NSC confirmed that in May, Norway exported 84,800 metric tons (MT) of farmed Atlantic salmon worth NOK 8.6 billion (USD 916 million, EUR 852.4 million), with the export volume rising 3 percent and the value increasing 47 percent compared with the corresponding month of 2021.
Poland, Denmark, and France offered the largest markets for the species, while the United Kingdom offered the largest growth.
“We now see that there is significantly lower salmon production in Scotland. The Norwegian salmon has therefore taken larger market shares in the grocery trade, where most chains sell fresh fillets of both Norwegian and Scottish salmon,” NSC’s Envoy to the United Kingdom Hans Frode Kielland Asmyhr said.
Norway also exported 3,900 MT of trout worth NOK 397 million (USD 42.3 million, EUR 39.3 million), with the volume falling 8 percent, and the value rising 46 percent. Thailand, the United States, and Malaysia provided the largest trout markets, with the export price for fresh products reaching a record NOK 102.05 (USD 10.92, EUR 10.16) per kilogram.

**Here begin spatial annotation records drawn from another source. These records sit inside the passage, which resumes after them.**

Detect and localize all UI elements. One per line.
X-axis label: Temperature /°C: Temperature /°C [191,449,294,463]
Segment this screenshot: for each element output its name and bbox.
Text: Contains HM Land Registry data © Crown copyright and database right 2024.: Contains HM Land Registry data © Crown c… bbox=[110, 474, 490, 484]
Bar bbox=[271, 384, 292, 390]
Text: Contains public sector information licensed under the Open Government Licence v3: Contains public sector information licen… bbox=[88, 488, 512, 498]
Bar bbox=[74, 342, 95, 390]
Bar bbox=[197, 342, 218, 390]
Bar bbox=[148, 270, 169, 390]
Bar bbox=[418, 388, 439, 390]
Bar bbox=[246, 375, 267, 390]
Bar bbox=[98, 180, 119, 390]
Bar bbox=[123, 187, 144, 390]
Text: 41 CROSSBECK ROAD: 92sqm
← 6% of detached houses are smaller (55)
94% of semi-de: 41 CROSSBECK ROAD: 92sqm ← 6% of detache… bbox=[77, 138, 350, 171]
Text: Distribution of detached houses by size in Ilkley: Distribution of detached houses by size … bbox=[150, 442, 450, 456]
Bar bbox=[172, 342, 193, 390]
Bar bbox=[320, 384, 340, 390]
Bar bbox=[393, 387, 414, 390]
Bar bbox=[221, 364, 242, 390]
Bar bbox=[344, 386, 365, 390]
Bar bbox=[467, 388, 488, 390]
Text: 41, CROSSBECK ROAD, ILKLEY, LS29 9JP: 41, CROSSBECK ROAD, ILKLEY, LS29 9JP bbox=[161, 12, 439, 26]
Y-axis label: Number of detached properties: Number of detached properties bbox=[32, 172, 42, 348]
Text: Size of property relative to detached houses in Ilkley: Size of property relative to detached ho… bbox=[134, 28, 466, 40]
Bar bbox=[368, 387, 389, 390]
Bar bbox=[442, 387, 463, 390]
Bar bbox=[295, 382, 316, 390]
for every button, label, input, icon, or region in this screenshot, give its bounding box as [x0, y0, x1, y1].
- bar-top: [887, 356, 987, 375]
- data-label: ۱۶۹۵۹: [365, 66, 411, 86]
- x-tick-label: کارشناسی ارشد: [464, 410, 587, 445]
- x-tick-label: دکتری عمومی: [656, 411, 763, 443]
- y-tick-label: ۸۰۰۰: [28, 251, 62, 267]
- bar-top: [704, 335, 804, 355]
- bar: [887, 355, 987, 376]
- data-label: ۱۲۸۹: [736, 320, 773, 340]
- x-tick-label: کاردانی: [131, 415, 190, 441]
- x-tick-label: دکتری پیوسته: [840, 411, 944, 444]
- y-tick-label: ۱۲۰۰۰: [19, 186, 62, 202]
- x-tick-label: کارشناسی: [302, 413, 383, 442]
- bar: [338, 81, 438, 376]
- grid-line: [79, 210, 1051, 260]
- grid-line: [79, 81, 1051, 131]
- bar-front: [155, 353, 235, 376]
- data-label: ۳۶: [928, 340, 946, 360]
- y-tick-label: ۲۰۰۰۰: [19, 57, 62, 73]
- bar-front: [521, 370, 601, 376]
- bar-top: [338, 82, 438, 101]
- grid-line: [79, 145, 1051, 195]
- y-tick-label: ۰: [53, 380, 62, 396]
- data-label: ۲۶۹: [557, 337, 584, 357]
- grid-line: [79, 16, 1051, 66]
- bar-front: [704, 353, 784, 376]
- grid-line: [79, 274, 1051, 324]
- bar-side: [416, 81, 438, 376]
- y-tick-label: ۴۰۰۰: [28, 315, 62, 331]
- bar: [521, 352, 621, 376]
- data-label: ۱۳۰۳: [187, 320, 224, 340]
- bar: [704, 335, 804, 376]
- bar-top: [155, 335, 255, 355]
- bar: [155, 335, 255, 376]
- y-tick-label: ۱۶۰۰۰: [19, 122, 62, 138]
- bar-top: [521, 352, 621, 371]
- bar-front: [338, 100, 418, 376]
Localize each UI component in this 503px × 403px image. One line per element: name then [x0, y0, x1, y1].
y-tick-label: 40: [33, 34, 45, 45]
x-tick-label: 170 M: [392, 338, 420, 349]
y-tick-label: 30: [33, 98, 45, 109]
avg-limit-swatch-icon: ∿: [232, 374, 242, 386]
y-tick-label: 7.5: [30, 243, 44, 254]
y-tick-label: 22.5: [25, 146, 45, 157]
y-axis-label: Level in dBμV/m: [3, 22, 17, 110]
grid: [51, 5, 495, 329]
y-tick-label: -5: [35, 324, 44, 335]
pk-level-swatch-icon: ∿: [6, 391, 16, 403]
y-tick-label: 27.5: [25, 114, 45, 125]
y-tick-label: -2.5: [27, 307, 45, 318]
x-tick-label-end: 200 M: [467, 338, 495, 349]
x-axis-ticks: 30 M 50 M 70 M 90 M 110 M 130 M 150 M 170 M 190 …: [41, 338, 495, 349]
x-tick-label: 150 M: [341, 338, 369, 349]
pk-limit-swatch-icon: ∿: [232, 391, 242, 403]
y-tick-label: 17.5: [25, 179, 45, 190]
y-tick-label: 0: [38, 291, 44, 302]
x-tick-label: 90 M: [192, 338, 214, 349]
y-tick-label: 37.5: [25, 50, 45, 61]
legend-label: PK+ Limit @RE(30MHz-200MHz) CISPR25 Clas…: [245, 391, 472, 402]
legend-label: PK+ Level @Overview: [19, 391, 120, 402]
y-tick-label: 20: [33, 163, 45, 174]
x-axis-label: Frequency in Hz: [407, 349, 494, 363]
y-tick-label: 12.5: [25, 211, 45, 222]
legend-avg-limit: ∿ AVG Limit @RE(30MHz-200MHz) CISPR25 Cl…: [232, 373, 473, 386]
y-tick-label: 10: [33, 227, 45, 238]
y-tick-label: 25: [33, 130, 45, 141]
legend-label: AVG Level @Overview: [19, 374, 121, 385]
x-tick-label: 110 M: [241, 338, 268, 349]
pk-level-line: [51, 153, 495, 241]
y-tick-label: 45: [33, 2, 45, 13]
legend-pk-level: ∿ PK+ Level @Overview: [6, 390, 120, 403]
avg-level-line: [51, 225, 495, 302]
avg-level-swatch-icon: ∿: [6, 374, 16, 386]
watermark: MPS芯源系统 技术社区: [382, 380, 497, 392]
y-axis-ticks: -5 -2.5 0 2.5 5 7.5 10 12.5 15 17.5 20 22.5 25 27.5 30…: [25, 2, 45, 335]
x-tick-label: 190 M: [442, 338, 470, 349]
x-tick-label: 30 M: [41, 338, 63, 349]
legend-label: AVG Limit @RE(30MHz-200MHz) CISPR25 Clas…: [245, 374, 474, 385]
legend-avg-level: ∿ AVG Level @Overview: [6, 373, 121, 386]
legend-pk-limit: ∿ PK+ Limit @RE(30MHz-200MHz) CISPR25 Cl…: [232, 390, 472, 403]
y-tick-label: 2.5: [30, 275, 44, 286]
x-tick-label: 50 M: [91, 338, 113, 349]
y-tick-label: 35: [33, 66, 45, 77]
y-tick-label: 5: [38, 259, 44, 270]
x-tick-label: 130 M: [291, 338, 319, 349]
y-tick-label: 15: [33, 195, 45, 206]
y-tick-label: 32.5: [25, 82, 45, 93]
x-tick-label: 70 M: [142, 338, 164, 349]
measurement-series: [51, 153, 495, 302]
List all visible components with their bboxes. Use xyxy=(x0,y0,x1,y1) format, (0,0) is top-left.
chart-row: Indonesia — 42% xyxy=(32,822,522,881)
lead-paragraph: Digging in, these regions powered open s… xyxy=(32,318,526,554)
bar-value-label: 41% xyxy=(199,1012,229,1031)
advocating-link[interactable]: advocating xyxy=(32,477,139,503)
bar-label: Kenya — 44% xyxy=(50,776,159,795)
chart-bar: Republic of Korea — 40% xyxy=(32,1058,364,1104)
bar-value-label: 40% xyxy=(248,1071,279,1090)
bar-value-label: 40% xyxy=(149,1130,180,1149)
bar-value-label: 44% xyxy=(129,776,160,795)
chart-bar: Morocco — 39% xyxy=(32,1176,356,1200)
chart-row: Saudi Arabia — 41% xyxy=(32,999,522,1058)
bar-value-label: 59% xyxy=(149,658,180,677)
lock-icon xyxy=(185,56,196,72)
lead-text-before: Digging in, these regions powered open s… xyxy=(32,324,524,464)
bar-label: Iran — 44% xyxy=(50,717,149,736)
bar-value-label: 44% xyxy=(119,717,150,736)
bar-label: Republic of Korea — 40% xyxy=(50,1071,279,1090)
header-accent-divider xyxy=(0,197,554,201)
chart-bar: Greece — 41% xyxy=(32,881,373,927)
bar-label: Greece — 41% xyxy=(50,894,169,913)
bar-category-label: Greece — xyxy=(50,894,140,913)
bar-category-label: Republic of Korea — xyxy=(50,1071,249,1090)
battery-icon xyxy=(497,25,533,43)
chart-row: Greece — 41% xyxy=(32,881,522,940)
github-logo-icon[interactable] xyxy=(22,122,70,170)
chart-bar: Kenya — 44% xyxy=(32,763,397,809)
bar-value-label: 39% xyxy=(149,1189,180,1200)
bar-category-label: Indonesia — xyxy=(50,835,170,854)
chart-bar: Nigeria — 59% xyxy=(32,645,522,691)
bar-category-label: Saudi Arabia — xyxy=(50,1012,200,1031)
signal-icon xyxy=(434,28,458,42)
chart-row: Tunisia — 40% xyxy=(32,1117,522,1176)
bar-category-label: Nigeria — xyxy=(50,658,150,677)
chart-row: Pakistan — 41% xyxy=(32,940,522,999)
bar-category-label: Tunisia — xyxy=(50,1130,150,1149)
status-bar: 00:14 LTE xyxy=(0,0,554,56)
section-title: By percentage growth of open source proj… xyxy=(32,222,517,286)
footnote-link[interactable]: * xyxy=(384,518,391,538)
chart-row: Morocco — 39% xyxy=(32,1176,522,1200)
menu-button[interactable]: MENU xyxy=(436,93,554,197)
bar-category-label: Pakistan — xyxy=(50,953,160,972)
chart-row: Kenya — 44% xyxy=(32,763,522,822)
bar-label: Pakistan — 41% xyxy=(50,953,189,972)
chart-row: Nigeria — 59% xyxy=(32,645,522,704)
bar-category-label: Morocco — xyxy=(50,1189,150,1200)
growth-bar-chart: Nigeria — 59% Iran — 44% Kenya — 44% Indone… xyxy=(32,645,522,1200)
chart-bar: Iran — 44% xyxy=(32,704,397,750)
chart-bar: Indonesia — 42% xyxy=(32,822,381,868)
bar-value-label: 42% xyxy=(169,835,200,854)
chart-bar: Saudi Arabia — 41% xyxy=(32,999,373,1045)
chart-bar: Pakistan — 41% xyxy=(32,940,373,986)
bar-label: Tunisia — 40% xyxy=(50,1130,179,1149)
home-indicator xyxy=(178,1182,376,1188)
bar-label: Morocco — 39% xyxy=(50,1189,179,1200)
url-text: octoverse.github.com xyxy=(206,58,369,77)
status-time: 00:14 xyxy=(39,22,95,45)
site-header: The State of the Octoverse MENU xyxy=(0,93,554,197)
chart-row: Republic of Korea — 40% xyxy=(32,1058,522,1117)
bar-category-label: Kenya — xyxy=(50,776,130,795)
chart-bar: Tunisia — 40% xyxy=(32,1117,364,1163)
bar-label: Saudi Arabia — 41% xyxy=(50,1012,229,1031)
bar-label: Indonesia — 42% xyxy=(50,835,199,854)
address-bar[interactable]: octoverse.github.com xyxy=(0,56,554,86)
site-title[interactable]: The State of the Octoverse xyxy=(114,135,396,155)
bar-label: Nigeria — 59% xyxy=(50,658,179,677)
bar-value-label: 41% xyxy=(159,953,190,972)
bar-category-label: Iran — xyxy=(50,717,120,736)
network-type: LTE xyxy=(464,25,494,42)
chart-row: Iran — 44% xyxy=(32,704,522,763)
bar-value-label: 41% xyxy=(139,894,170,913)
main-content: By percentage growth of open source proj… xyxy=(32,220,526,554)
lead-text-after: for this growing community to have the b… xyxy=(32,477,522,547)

Norway’s whitefish sector exported 4,700 MT of fresh cod last month, earning NOK 217 million (USD 23.1 million, EUR 21.5 million), with the volume falling 3 percent and the value rising 24 percent. Denmark, the Netherlands, and Germany provided the top three markets.
At the same time, Norway sold 8,500 MT of frozen cod, worth NOK 453 million (USD 48.2 million, EUR 44.9 million), overseas with the volume and value rising 39 percent and 91 percent compared with May 2021. China, the United Kingdom, and Portugal were the product’s top markets.
Meanwhile, the pelagic sector exported 16,100 MT of herring, valued at NOK 302 million (USD 32.1 million, EUR 29.9 million), with the volume and value rising 79 percent and 192 percent respectively. It also sold 6,800 MT of mackerel worth NOK 137 million (USD 14.6 million, EUR 13.6 million), representing a 12 percent decrease in volume and value rise of 6 percent.
Egypt, Poland, and Lithuania offered the largest markets for Norwegian herring last month, while Vietnam, Thailand, and South Korea were the main markets for the country’s mackerel.
Norway’s shellfish sector exported 58 MT of king crab worth NOK 39 million (USD 4.2 million, EUR 3.9 million), representing a volume decrease of 51 percent and a 17 percent lower value. The United States, Spain, and Turkey were the product’s largest markets.
The Scandinavian country also sold 619 MT of snow crab worth NOK 111 million (USD 11.8 million, EUR 11 million), down 20 percent and 15 percent respectively. This was in addition to 2,500 MT of shrimp with a value of NOK 117 million (USD 12.5 million, EUR 11.6 million), with the volume and value rising 50 percent and 49 percent respectively.